Vorwort
Religionsdidaktik bedenkt die Frage,
was
wem
durch wen
wann
warum
wozu
wo
wie
und womit im Religionsunterricht erschlossen werden soll.
Das vorliegende Buch will auf diese Fragestellungen tragfähige Antworten geben. Bei diesen sollen pädagogische und theologische Gesichtspunkte zu ihrem Recht kommen. Denn pädagogische Orientierung an den Schülerinnen und Schülern und theologische Bestimmtheit ergänzen sich in einem kind- und sachgerechten Religionsunterricht notwendig.
Das Kompendium geht in ersten Zugängen vom gegenwärtigen Ist-Zustand des Religionsunterrichts aus. Ein besonderes Augenmerk gilt dabei den Interessen, Bedürfnissen sowie Lebens- und Glaubenswelten heutiger Kinder. Weitere Themen sind das Aufgaben-, Ziel- und Selbstverständnis der Religionslehrkräfte und die rechtlichen und organisatorischen Rahmenbedingungen des Faches Religion an der Grundschule.
In einem zweiten Teil werden die Räume besichtigt, innerhalb derer Religion unterrichtet wird: Nach Klärung von grundsätzlichen Fragen (Brauchen Kinder Religion? Kann man Religion lernen? Wo kann man Religion lernen? Wie kann man Religion lernen?) werden die Ziele und Inhalte eines kind- und sachgemäßen Grundschulreligionsunterrichts vorgestellt. Dabei steht die konkrete religiöse Praxis der Kinder im Mittelpunkt.
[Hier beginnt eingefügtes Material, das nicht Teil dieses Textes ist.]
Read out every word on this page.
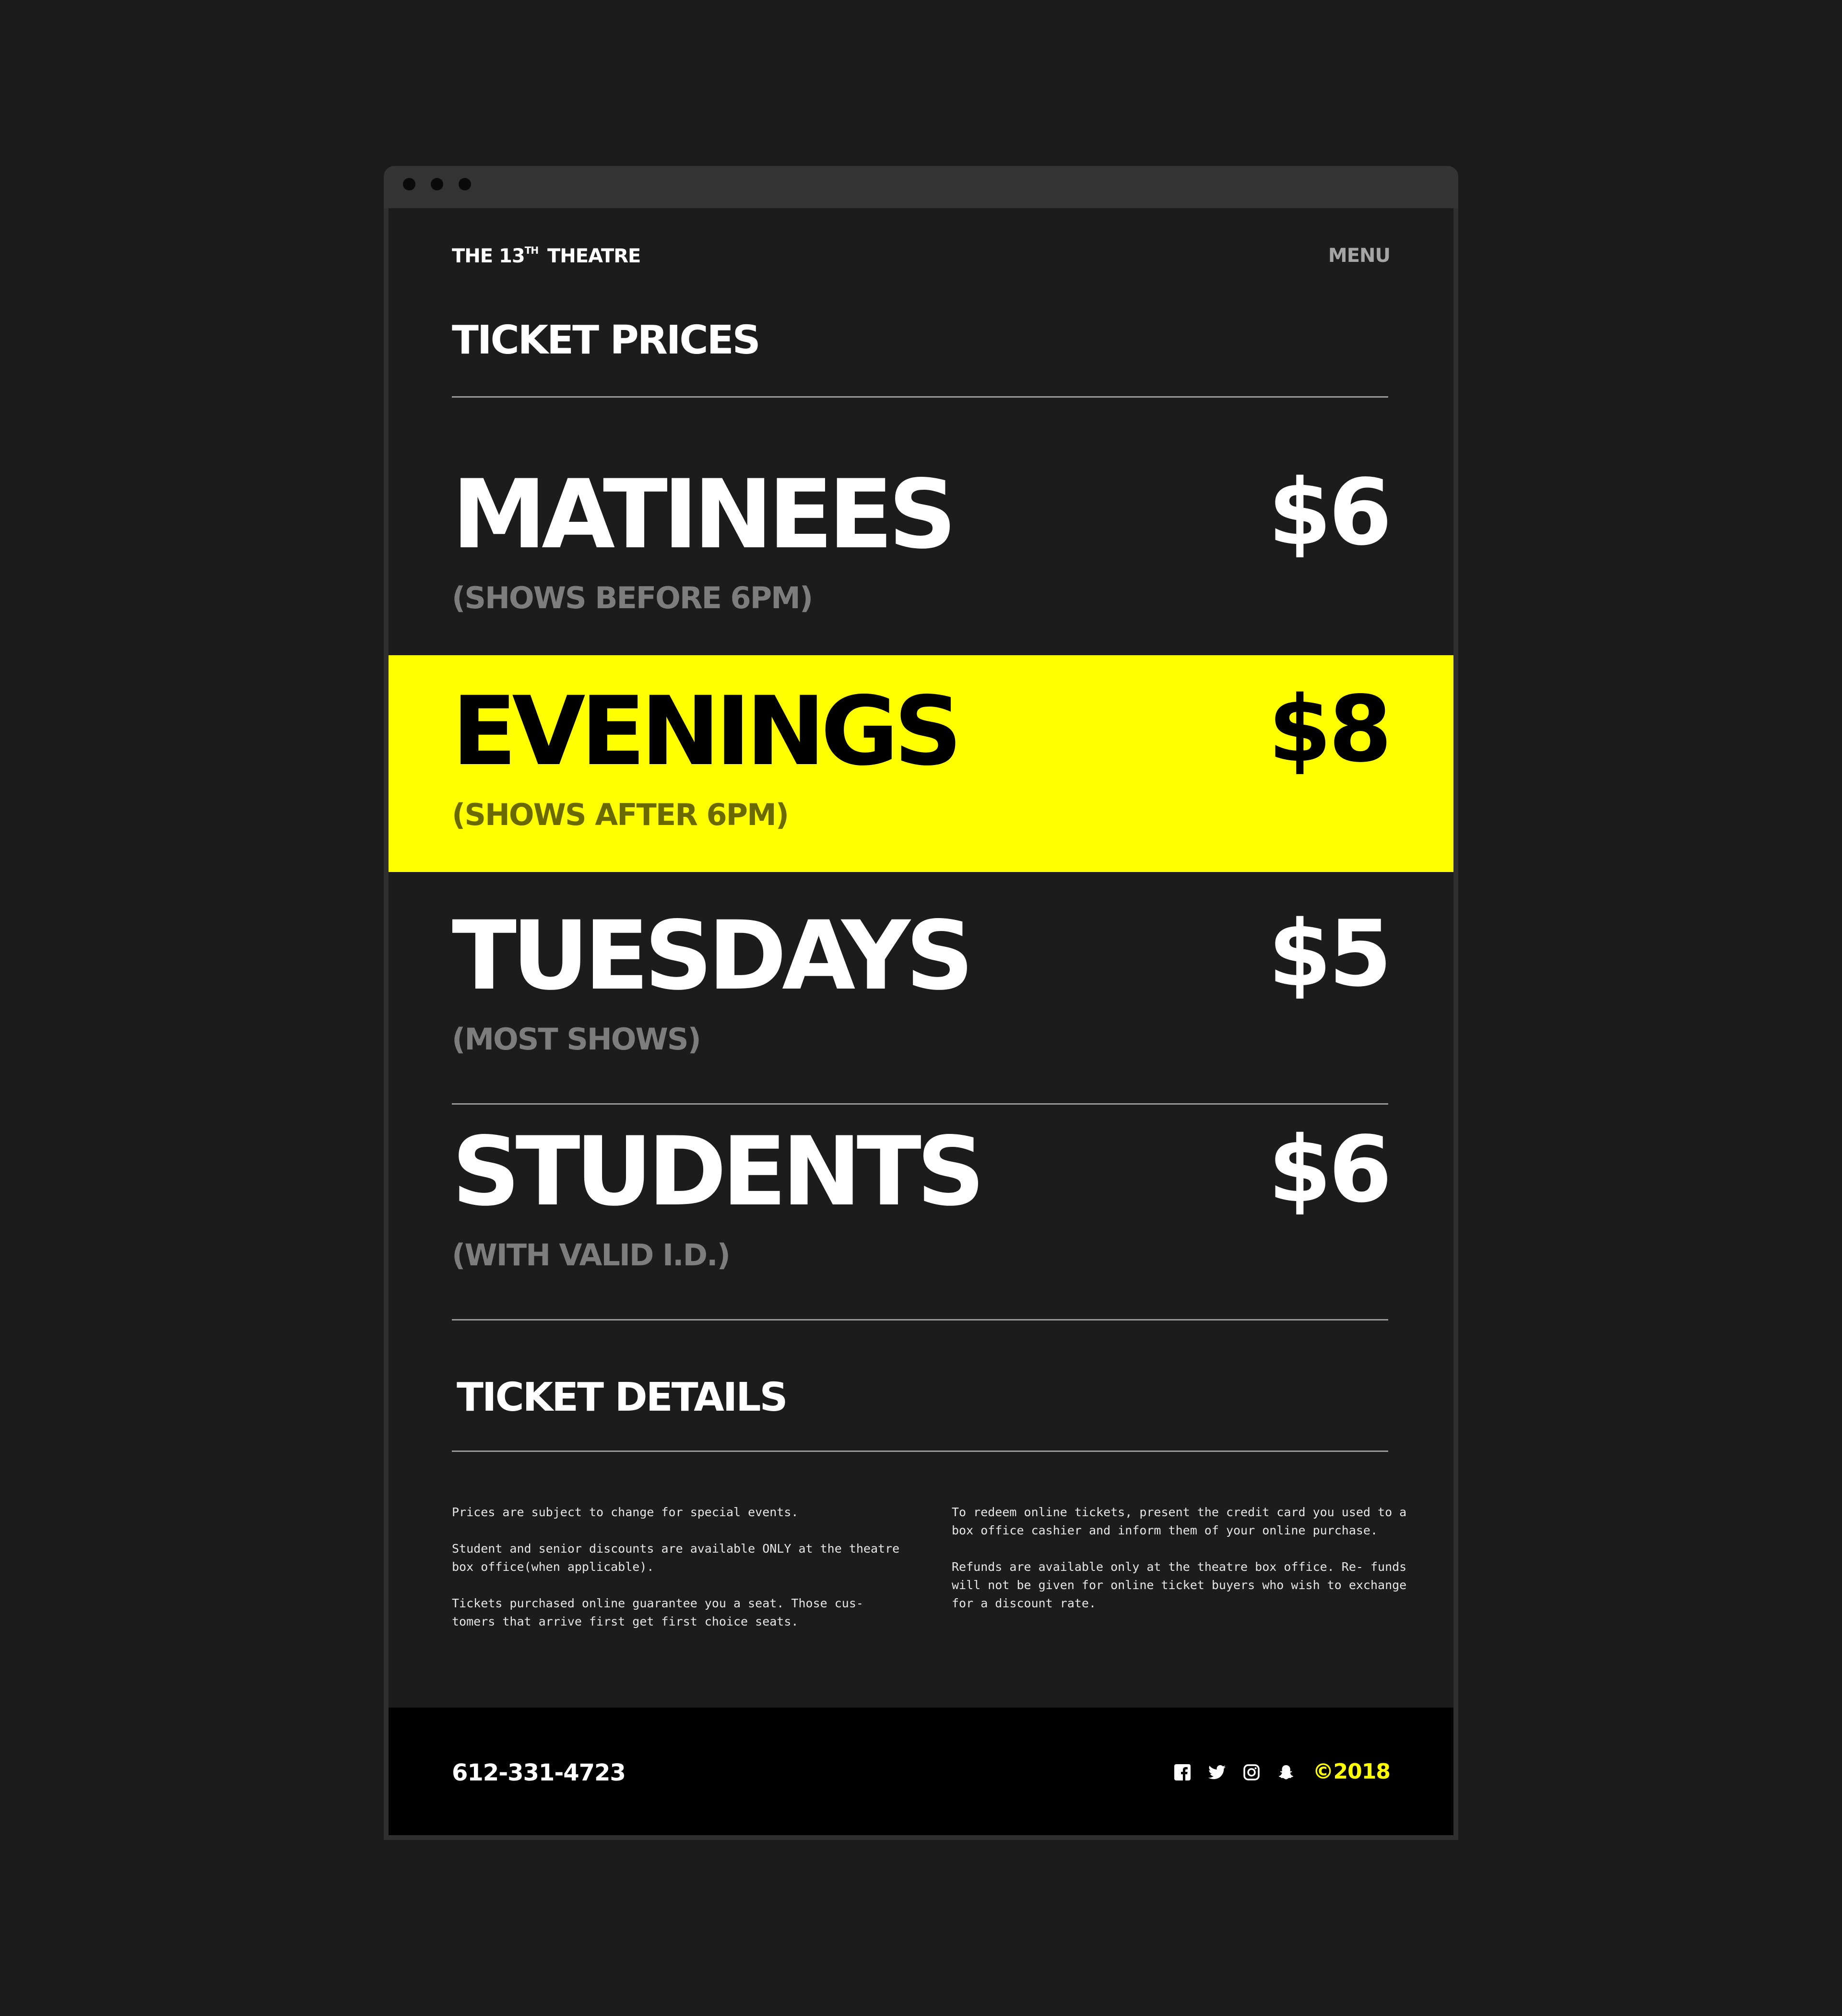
THE 13TH THEATRE	MENU
TICKET PRICES
MATINEES	$6
(SHOWS BEFORE 6PM)
EVENINGS	$8
(SHOWS AFTER 6PM)
TUESDAYS	$5
(MOST SHOWS)
STUDENTS	$6
(WITH VALID I.D.)
TICKET DETAILS

Prices are subject to change for special events.

Student and senior discounts are available ONLY at the theatre box office(when applicable).

Tickets purchased online guarantee you a seat. Those cus- tomers that arrive first get first choice seats.

To redeem online tickets, present the credit card you used to a box office cashier and inform them of your online purchase.

Refunds are available only at the theatre box office. Re- funds will not be given for online ticket buyers who wish to exchange for a discount rate.

612-331-4723	©2018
Der dritte Teil erörtert Kriterien eines religionsdidaktisch verantworteten Methodeneinsatzes und zeigt exemplarisch Wege zu einem attraktiven Religionsunterricht durch kreative Methoden und religiöse Ausdrucksformen, die den Unterricht lebensnah machen.
Alle drei Teile können auch je für sich studiert werden, markieren aber in ihrem Zusammenhang das grundlegende Vorgehen der Religionsdidaktik: Wahrnehmen - Urteilen - Handeln.
Das vorliegende Kompendium ist bei aller grundlegenden Sachinformation, die in den einzelnen Kapiteln gegeben werden soll, auch ein positionelles Buch! Es ist einer praxisbezogenen, kind- und sachgemäßen Religionsdidaktik verpflichtet.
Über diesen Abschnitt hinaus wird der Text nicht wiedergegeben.